Detaylarına baktığımızda, firmaların mamul mal stoklarının azalmakla birlikte mevsim normallerinin üzerinde kalmaya devam ettiğini anlıyoruz. Türkiye ekonomisinde uzun süredir konuşulduğu gibi sanayinin rekabet gücüne ilişkin kaygıları arttıran bir veri de iktisadi yönelim anketine yansıyor. Ankette bazı sorular her ay sorulurken bazıları üç ayda bir soruluyor. Bunlardan bir tanesi de son üç ayda Avrupa birliği içindeki yurt dışı piyasalarda rekabet gücümüzü ölçmeye yönelik alınıyor. Bu çerçevede rekabet gücünün azaldığını söyleyenlerin oranı son iki yılda sert bir şekilde yukarı gidiyor. Grafikte de bu eğilimin özellikle 2022 yılından sonra çok net ortaya çıktığını izliyoruz. Yaşadığımız yüksek enflasyona karşın döviz kurlarının sınırlı artması ürünlerimizi döviz bazında pahalılaştırarak rekabet gücümüzü olumsuz etkiliyor.

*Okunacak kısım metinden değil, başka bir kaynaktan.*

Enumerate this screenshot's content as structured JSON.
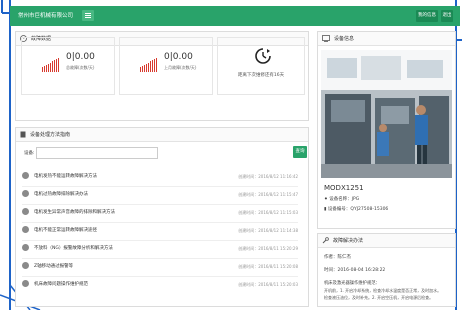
{
  "header": {
    "brand": "常州市巨机械有限公司",
    "btn_personal": "我的信息",
    "btn_exit": "退出"
  },
  "fault_panel": {
    "title": "故障数据",
    "stats": [
      {
        "value": "0|0.00",
        "label": "总故障(次数/天)"
      },
      {
        "value": "0|0.00",
        "label": "上月故障(次数/天)"
      }
    ],
    "next_maint": "距离下次维修还有16天"
  },
  "methods_panel": {
    "title": "设备处理方法指南",
    "search_label": "设备:",
    "search_value": "",
    "search_button": "查询",
    "items": [
      {
        "text": "电机发热不能运转故障解决方法",
        "date": "创建时间：2016/8/12 11:16:42"
      },
      {
        "text": "电机过热故障排除解决办法",
        "date": "创建时间：2016/8/12 11:15:47"
      },
      {
        "text": "电机发生异常声音故障的排除和解决方法",
        "date": "创建时间：2016/8/12 11:15:03"
      },
      {
        "text": "电机不能正常运转故障解决途径",
        "date": "创建时间：2016/8/12 11:14:38"
      },
      {
        "text": "不放料（NG）报警故障分析和解决方法",
        "date": "创建时间：2016/8/11 15:20:29"
      },
      {
        "text": "Z轴移动通过报警等",
        "date": "创建时间：2016/8/11 15:20:08"
      },
      {
        "text": "机床故障问题操作维护规范",
        "date": "创建时间：2016/8/11 15:20:03"
      }
    ]
  },
  "device_panel": {
    "title": "设备信息",
    "model": "MODX1251",
    "name_label": "设备名称：",
    "name_value": "JPG",
    "code_label": "设备编号：",
    "code_value": "QYJ27508-15306"
  },
  "repair_panel": {
    "title": "故障解决办法",
    "author_label": "作者：",
    "author_value": "陈仁杰",
    "time_label": "时间：",
    "time_value": "2016-08-04 16:28:22",
    "body_title": "机床及激光器操作维护规范：",
    "body_line1": "开机前，1. 开启冷却系统，检查冷却水温度是否正常，及时加水。",
    "body_line2": "检查液压油位，及时补充。2. 开启空压机，开启电源后检查。"
  }
}
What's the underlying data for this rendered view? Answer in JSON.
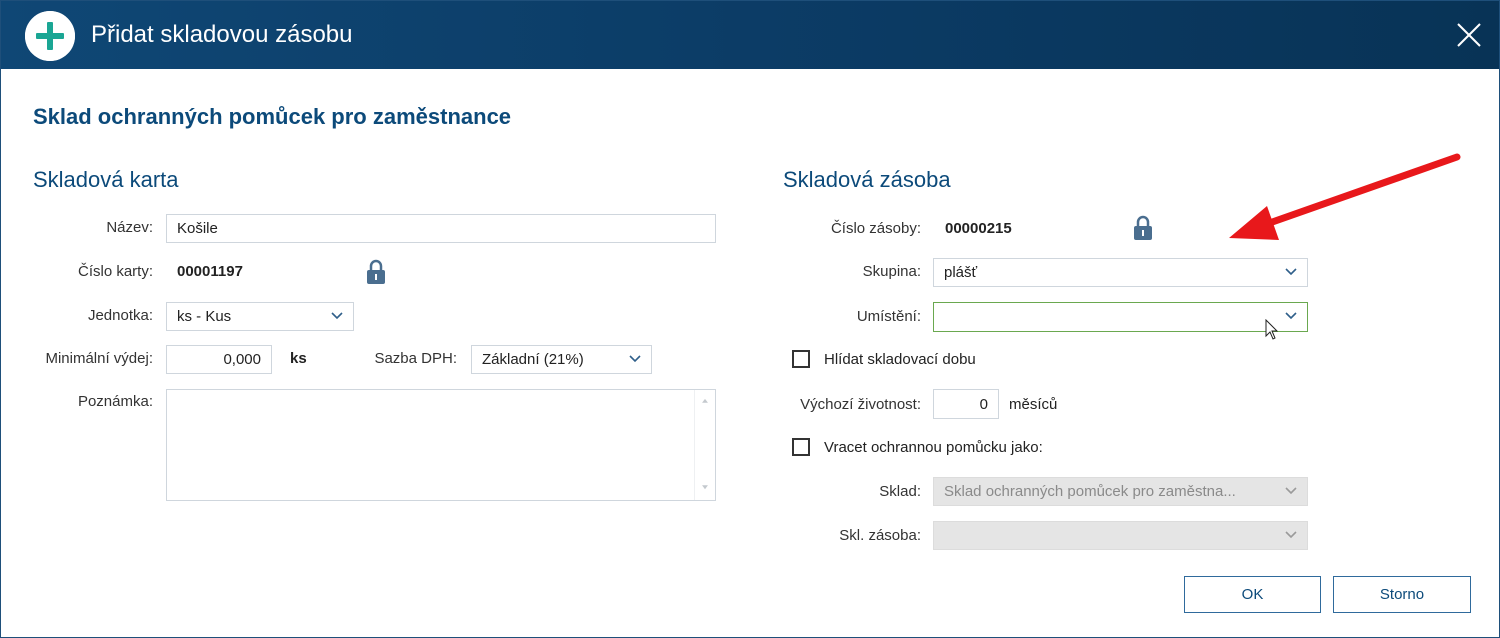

Sonuç olarak, iktisadi yönelim anketi enflasyonla mücadelede talep koşulları ve fiyatlama davranışları açısından tam istenen bir çerçevede olmadığımızı, TL’nin reel olarak değerlenmesinin ise rekabet gücünde ciddi bir sıkıntı yaratmaya başladığını gösteriyor. Önceki yazılarımızda da vurguladığımız gibi enflasyonla mücadelede para politikasının yanına ilave etmemiz gereken başta maliye ve kur politikası olmak üzere birçok yeni unsura ihtiyaç bulunuyor.